Al cimitero ho realizzato il monumento funebre per la famiglia Geremia e in giro per la città dei busti di personaggi illustri. Come quello di Lionardo Vigo nella piazzetta omonima, il busto di San Filippo Neri nell’Oratorio dei padri Filippini. E anche busti di cittadini emeriti di Acireale collocati nella Villa Belvedere: Agostino Pennisi, Leonardo Vigo Fuccio, Giambartolo Romeo Marone in marmo, Francesco Samperi Melita e Teodoro Musmeci in bronzo.
Nel 1930, Michele La Spina riceve a Roma una nomina prestigiosa….
Nell’aprile di quell’anno l’Accademia di San Luca mi conferì la nomina di socio benemerito. Onestamente ebbi delle reticenze ad accettare questo prestigioso riconoscimento per l’età avanzata, perché non mi avrebbe permesso di contribuire molto per l’istituzione. In quell’occasione è entrato a far parte della collezione dell’Accademia l’opera a olio Autoritratto.
Cosa accade dopo il 1930?
Verso la fine di quell’anno sono sfrattato da via Margutta, ma il Governatorato fascista mi aiutò concedendomi un affitto di favore presso la chiesetta sconsacrata di S. Maria in Tempulo in via Valle delle Camene, nei pressi della Passeggiata Archeologica.
Ci potete spiegare perché avete voluto realizzare la testa di Garibaldi di dimensioni colossali?
Non c’è un vero e proprio motivo sul desiderio di aver creato la testa del valoroso Garibaldi.
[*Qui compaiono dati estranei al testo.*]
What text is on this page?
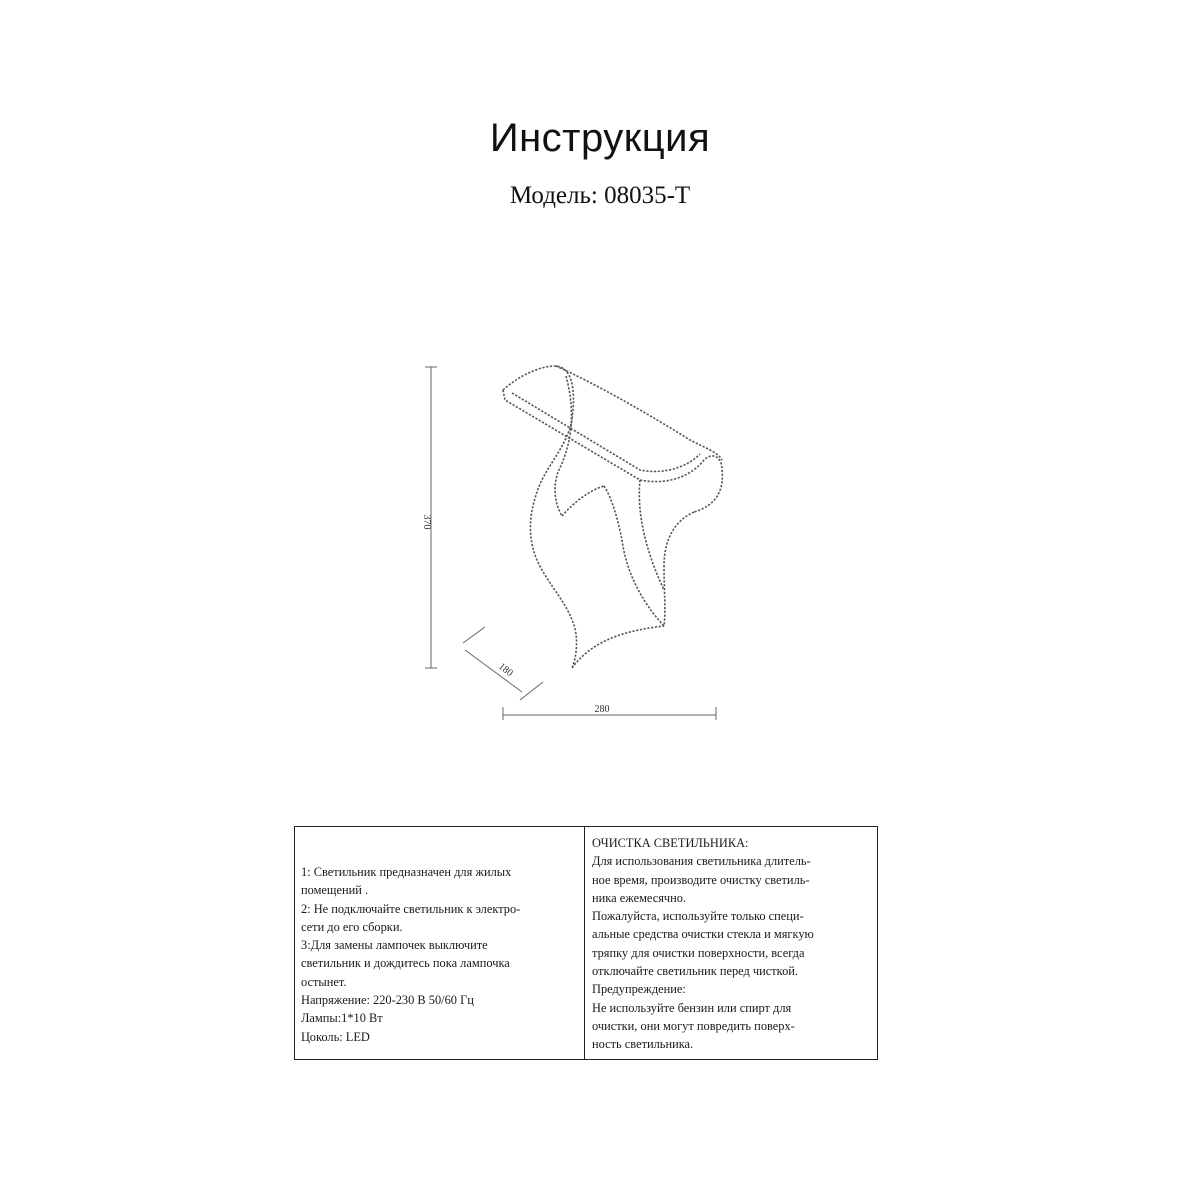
Инструкция
Модель: 08035-T
370
180
280
1: Светильник предназначен для жилых
помещений .
2: Не подключайте светильник к электро-
сети до его сборки.
3:Для замены лампочек выключите
светильник и дождитесь пока лампочка
остынет.
Напряжение: 220-230 В 50/60 Гц
Лампы:1*10 Вт
Цоколь: LED
ОЧИСТКА СВЕТИЛЬНИКА:
Для использования светильника длитель-
ное время, производите очистку светиль-
ника ежемесячно.
Пожалуйста, используйте только специ-
альные средства очистки стекла и мягкую
тряпку для очистки поверхности, всегда
отключайте светильник перед чисткой.
Предупреждение:
Не используйте бензин или спирт для
очистки, они могут повредить поверх-
ность светильника.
I giornali dell’epoca hanno dedicato all’opera articoli e fotografie come l’Ora di Palermo del 1930 che riporta la seguente didascalia “Lavora con giovanile lena ed entusiasmo l’ottantenne scultore siciliano Michele La Spina. Dalla figura dello scultore si può vedere quali siano le mastodontiche proporzioni dell’opera. Anche l’Istituto Luce realizzò un filmato”.
Dopo la vostra morte, avvenuta nell’ospizio presso S. Maria in Cappella a Trastevere, si discusse sulla collocazione delle vostre opere e soprattutto della testa di Garibaldi.
Volevano collocare la testa di Garibaldi a Nizza, secondo la mia volontà. Ahimè, il mio desiderio non si è avverato, perché il 29 settembre 1948 decidono di conservare l’opera alla Galleria Nazionale d’Arte Moderna di Roma, ma la testa oltre a essere intrasportabile, misurava 7×5 m, non riesce a passare dalla porta e non si può demolire l’ingresso per il valore culturale dell’edificio sconsacrato. Alla fine, come ho potuto apprendere con dispiacere, decidono di distruggerla.